RAPE has always been the most underreported of crimes. Just how underreported became evident last month, when a government-funded study estimated that 683,000 adult women in the United States were raped in 1990. That is more than five times as high as the number of sexual assaults the Justice Department reported.
If the findings of the National Women's Study are accurate, they indicate that more than 12 million women have been raped at least once. Sixty-eight percent were raped by men they knew, a finding that refutes the stranger-in-the-dark stereotype. And an astonishing 61 percent of all rapes occurred before the woman reached the age of 18.
Two highly public trials, one involving William Kennedy Smith, the other Mike Tyson, have put the issue of acquaintance rape in the limelight as never before.
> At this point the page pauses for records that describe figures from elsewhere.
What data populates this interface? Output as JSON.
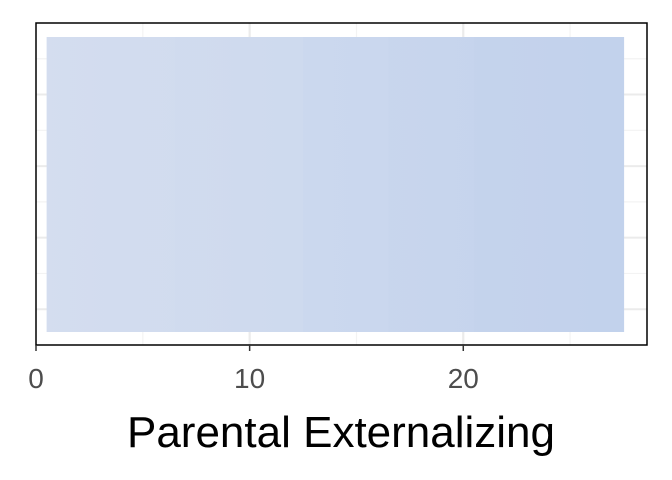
{
  "chart_data": {
    "type": "heatmap",
    "title": "",
    "xlabel": "Parental Externalizing",
    "ylabel": "",
    "xlim": [
      0,
      28.6
    ],
    "x_ticks": [
      0,
      10,
      20
    ],
    "x_tick_labels": [
      "0",
      "10",
      "20"
    ],
    "grid": true,
    "legend": "none",
    "tiles": [
      {
        "x_start": 0.5,
        "x_end": 6.5,
        "color": "#d3ddef"
      },
      {
        "x_start": 6.5,
        "x_end": 12.5,
        "color": "#d1dcef"
      },
      {
        "x_start": 12.5,
        "x_end": 16.5,
        "color": "#cbd8ee"
      },
      {
        "x_start": 16.5,
        "x_end": 20.5,
        "color": "#c7d5ed"
      },
      {
        "x_start": 20.5,
        "x_end": 27.5,
        "color": "#c3d2ec"
      }
    ],
    "tile_range": [
      0.5,
      27.5
    ]
  },
  "colors": {
    "panel_border": "#000000",
    "grid_major": "#ebebeb",
    "grid_minor": "#f3f3f3",
    "tile_start": "#d4ddef",
    "tile_end": "#c1d1ec"
  }
}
But awareness marks only the first step toward solutions. The next steps involve changing attitudes and behavior.
To their credit, a growing number of universities and colleges are introducing programs on acquaintance rape, spelling out appropriate behavior. One of the biggest reasons for date rape, counselors say, is the high level of alcohol consumption on campus.
But long before students reach college, parents and others can redouble efforts to strengthen young people's moral values.
Schools can also play a role, although a question arises: As health counselors instruct students about "safe" sex, even distributing condoms, are they missing a chance to encourage students to postpone sexual activity - to develop relationships based on caring and respect, not instant gratification or force?
The so-called sexual revolution fostered the belief that old sexual mores were puritanical - inappropriate in a modern age. But as the statistics on rape indicate, men and women could benefit by returning to some antique ideas they have scorned. They might start with the concept of courtship.
The entertainment industry must bear part of the blame for widespread sexual violence. (One of every eight Hollywood movies depicts a rape scene.)
An old song had the right message, newly appropriate for the '90s: Try a little tenderness.